Voici le livre d'un chevalier, d'un allemand inconnu, porte-parole plutôt que porte-glaive, le livre d'un «ami de Dieu», «sage, raisonnable, juste et sincère». On le disait «chevalier teutonique», «prêtre et custode» du monastère de Francfort : il n'est plus, ne reste et ne restera à jamais que «l'Anonyme» - comme on dit «l'Apôtre» pour Paul ou «le Philosophe» pour Aristote.

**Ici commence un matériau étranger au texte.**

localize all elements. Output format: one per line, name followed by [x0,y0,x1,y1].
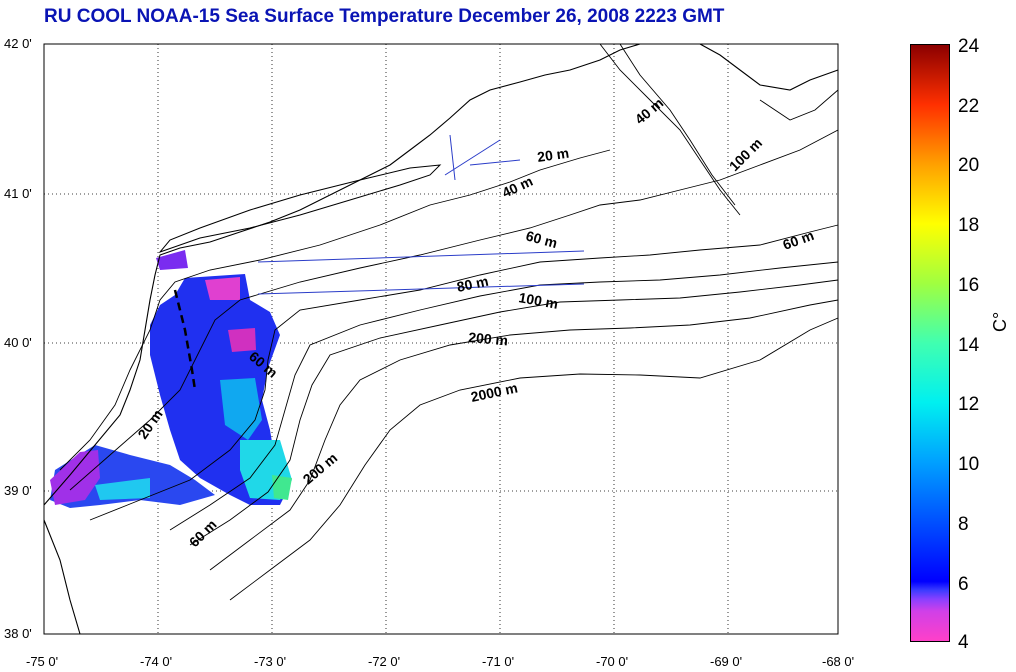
bathymetry-contours [59,43,839,601]
sst-patch-nj-warm-2 [228,328,256,352]
colorbar-tick-label: 24 [958,36,980,57]
colorbar-tick-label: 22 [958,96,980,117]
contour-20m [59,149,611,471]
lon-tick-label: -69 0' [710,654,742,669]
lon-tick-label: -68 0' [822,654,854,669]
contour-80m [169,261,839,531]
colorbar-tick-label: 10 [958,454,980,475]
lon-tick-label: -70 0' [596,654,628,669]
map-title: RU COOL NOAA-15 Sea Surface Temperature … [44,6,725,27]
contour-2000m [229,317,839,601]
contour-100m [189,279,839,546]
colorbar-tick-label: 18 [958,215,980,236]
lon-tick-labels: -75 0' -74 0' -73 0' -72 0' -71 0' -70 0… [26,654,854,669]
colorbar-gradient [910,44,950,642]
lon-tick-label: -74 0' [140,654,172,669]
sst-patch-shelf-green [272,475,292,500]
colorbar-tick-label: 8 [958,514,969,535]
sst-patch-delaware-cyan [95,478,150,500]
long-island [158,164,442,254]
contour-label: 80 m [455,273,490,295]
sst-patch-ny-bight [156,250,188,270]
colorbar-unit-label: C° [990,311,1010,332]
lon-tick-label: -72 0' [368,654,400,669]
colorbar [910,44,950,642]
lat-tick-label: 40 0' [4,335,32,350]
contour-40m [69,129,839,491]
contour-label: 60 m [524,227,559,251]
colorbar-tick-label: 4 [958,632,969,653]
colorbar-tick-label: 6 [958,574,969,595]
contour-label: 200 m [468,329,509,348]
coastline [43,43,839,635]
contour-label: 20 m [536,145,570,165]
contour-gulf-maine [599,43,839,216]
contour-200m [209,299,839,571]
contour-label: 100 m [517,289,559,312]
lat-tick-label: 39 0' [4,483,32,498]
lat-tick-label: 41 0' [4,186,32,201]
lat-tick-label: 42 0' [4,36,32,51]
colorbar-tick-label: 16 [958,275,980,296]
lon-tick-label: -75 0' [26,654,58,669]
colorbar-tick-label: 12 [958,394,980,415]
sst-patch-nj-warm [205,277,240,300]
dashed-transect [173,289,197,391]
sst-patch-delaware-bay [50,450,100,505]
lat-tick-labels: 42 0' 41 0' 40 0' 39 0' 38 0' [4,36,32,641]
lon-tick-label: -73 0' [254,654,286,669]
contour-60m [89,224,839,521]
colorbar-tick-label: 14 [958,335,980,356]
ship-tracks [257,134,585,295]
lon-tick-label: -71 0' [482,654,514,669]
colorbar-tick-label: 20 [958,155,980,176]
lat-tick-label: 38 0' [4,626,32,641]
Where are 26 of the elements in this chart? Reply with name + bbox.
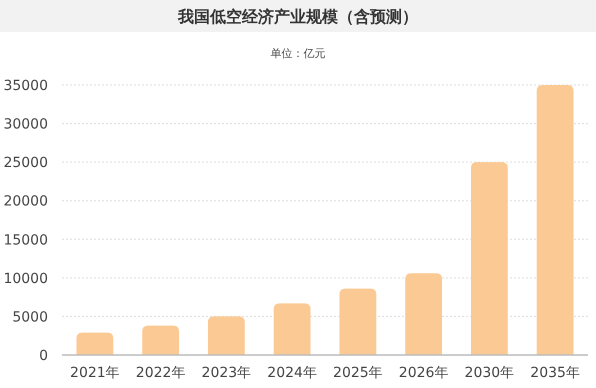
y-tick-label: 35000 (3, 78, 48, 94)
bar (536, 85, 574, 355)
x-tick-label: 2021年 (70, 365, 120, 381)
x-tick-label: 2022年 (136, 365, 186, 381)
bar (208, 316, 245, 355)
y-tick-label: 10000 (3, 270, 48, 287)
x-tick-label: 2025年 (333, 365, 383, 381)
y-tick-label: 30000 (3, 116, 48, 133)
chart-subtitle: 单位：亿元 (270, 47, 326, 60)
x-tick-label: 2026年 (398, 365, 448, 381)
y-tick-label: 20000 (3, 194, 48, 210)
y-tick-label: 25000 (3, 155, 48, 172)
x-tick-label: 2024年 (267, 365, 317, 381)
bar (274, 303, 311, 355)
x-tick-label: 2030年 (464, 365, 514, 381)
x-tick-label: 2023年 (202, 365, 252, 381)
y-tick-label: 5000 (12, 309, 48, 326)
x-tick-label: 2035年 (530, 365, 580, 381)
y-tick-label: 15000 (3, 232, 48, 248)
y-tick-label: 0 (39, 348, 48, 364)
chart-title: 我国低空经济产业规模（含预测） (177, 7, 418, 26)
bar (142, 326, 180, 355)
bar (405, 273, 442, 355)
bar (76, 332, 114, 355)
bar (470, 162, 508, 355)
bar (339, 288, 376, 355)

L'auteur du Petit Livre de la Vie Parfaite n'est pas Maître Eckhart. Il n'a ni sa culture scolastique ni la force et la violence de sa prédication allemande. Il a ce qui lui est propre : une vue claire, précise, accessible à tous, de ce que peut et doit être une «vie parfaite». C'est ce qui a fait la prodigieuse fortune de cet opuscule où se sont reconnus et se reconnaissent ceux que tout, un temps, séparait : catholiques et protestants, réformateurs et romantiques, mystiques et spirituels, alchimistes et théosophes, religieux et laïcs.
L'idée eckhartienne de «vie heureuse» a trouvé, dans le texte de l'Anonyme, le principe et le vecteur de la plus impérieuse des contagions.